How do organizations maintain source code and enhance it?  What if you add new members to your team, will they be able to work on your code?  How will you know what version of the software you delivered to your testing staff or your clients?  These questions all have to do with software version control.  A variety of source control management tools exist today.  With all these choices, how will you know which one fits your organization’s needs?

Lets take a few common examples and explain them in short detail: CVS, SVN, and GIT.

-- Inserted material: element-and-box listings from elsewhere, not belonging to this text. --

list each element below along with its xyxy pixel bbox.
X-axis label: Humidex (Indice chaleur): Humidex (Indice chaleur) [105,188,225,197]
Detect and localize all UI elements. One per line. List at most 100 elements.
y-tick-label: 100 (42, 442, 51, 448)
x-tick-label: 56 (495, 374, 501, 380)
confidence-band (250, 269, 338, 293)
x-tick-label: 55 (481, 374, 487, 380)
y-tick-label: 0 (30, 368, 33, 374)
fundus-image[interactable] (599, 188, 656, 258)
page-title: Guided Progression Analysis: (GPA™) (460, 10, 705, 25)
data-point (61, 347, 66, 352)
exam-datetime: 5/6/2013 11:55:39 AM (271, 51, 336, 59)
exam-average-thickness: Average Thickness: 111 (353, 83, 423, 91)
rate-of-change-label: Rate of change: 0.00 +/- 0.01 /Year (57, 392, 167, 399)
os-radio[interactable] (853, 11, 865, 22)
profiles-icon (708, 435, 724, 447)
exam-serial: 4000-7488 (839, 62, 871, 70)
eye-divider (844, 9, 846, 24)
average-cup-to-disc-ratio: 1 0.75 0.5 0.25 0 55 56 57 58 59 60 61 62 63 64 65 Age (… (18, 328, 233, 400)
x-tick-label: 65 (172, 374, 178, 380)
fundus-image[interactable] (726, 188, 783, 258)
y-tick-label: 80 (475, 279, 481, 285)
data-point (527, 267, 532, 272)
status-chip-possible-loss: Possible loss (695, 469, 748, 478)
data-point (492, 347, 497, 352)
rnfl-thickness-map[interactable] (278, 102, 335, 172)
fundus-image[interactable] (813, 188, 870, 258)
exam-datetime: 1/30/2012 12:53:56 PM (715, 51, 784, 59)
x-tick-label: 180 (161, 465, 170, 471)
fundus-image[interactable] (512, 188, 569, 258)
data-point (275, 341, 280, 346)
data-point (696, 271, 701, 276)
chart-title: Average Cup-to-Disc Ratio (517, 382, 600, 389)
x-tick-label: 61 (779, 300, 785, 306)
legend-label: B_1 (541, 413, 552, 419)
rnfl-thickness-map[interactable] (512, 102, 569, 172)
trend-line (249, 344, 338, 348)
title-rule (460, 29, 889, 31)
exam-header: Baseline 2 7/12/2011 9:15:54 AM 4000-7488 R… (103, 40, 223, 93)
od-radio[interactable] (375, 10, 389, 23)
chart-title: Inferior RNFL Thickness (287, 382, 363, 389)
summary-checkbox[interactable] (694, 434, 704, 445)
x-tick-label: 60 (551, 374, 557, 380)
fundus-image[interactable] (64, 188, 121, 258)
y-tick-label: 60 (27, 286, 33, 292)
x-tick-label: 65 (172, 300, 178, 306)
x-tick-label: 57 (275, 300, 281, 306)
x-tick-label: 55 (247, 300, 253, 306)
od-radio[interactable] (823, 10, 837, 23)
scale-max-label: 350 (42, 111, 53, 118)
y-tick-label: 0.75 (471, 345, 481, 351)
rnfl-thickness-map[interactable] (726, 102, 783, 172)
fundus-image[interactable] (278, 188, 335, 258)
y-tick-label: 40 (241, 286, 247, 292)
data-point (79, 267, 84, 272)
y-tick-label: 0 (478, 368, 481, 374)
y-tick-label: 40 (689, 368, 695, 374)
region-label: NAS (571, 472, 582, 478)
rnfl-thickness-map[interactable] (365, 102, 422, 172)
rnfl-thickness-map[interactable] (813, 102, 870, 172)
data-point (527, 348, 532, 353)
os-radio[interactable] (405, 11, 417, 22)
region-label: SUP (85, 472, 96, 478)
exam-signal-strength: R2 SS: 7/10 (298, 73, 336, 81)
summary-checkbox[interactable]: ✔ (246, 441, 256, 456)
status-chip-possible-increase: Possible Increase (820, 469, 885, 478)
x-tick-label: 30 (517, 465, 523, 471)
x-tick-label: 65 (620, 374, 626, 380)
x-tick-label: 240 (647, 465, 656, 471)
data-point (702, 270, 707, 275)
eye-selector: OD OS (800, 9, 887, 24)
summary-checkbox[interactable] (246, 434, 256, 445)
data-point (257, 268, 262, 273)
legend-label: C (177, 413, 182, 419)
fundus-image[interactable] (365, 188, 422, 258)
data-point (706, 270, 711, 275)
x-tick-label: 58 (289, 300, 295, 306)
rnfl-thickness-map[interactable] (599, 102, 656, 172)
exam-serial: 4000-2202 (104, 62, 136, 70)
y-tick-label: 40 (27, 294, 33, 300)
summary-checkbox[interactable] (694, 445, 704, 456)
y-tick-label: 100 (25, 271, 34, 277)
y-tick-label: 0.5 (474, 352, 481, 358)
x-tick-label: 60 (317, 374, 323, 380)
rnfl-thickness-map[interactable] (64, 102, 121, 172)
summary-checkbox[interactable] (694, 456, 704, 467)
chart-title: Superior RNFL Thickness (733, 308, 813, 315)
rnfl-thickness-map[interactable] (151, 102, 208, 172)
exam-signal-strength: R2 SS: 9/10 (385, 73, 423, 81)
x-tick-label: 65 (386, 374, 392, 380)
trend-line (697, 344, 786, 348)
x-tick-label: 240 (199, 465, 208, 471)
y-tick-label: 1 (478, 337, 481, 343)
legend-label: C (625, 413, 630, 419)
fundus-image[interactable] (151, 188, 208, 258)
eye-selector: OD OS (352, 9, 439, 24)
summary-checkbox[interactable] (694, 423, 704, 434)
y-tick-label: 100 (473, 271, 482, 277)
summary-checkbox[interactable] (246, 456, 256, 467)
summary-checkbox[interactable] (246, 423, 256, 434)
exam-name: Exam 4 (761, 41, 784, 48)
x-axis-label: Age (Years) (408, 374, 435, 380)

CVS is a source control management tool that has been around for decades.  It is no longer supported, but I chose to mention it to set an evolutionary baseline.  CVS offers a client/server architecture that can be installed on many legacy platforms (which is why you still can bump into it in the wild).  Windows NT, Windows 95, OS/2 and VMS are all supported.  You can check source in, have it timestamped and versioned, and even ‘branch’ (in a limited fashion).  A ‘branch’ is source code that has been split off the main ‘trunk’ of code to be operated on separately so as not to disturb the working code line in the main ‘trunk.’  CVS is limited due to lack of continuing support, lack of directory of files support, and no one-stop versioning for associated files.


SVN came along and embodied all the same features that CVS has, and it added better versioning that allowed more than one version of code lines to co-exist simultaneously, as well as improved integrations with third-party tools.  The architecture is still client/server, but the source control system was more flexible and ‘smarter’ than CVS.


Git fixes some of the negative strikes associated with SVN such as speed of check-in/out, distributed (instead of client/server) architecture, and overall a much simpler toolset.  Git has become the tool of choice for many in the opensource community.  I am sure that some larger corporations are experimenting with this tool as well.  Overall, Git is becoming readily adopted because of it’s simplicity.  One note however, some have confused the tool Git with Github.  Github is just one example of an online public/private repository you can use.  There are many other Git enabled repositories however (bitbucket, unfuddle, etc.).  The Git tool set is what you use to check code in and out of these cloud-based repositories, it is not a repository itself.

Recently it has become common practice for potential employers to ask for the location of your latest code portfolio/repo so they can see some of your work and decide if you are a good match for their organization.

One major advantage to using Git is the number of platforms and tools that are integrated with it.  Zendesk is fully integrated with Git repositories so that you can ‘commit’ a change to your code along with a Zendesk ticket number and some text to be inserted into said ticket.  Also, platforms like Heroku, Node.js, and Openshift also have integrations that allow instantaneous synchronization with the Git repository of your choice.  Automation tools like Chef, Puppet and Ansible also integrate nicely with Git.

While more flexible and more widely adopted, Git can be a bit difficult with respect to one item; subtree checkout.  There are times when you do not need to checkout an entire Git repo.  You do not have a choice unfortunately.  SVN does allow subtree checkout however.  This one ‘feature’ is annoying in my opinion.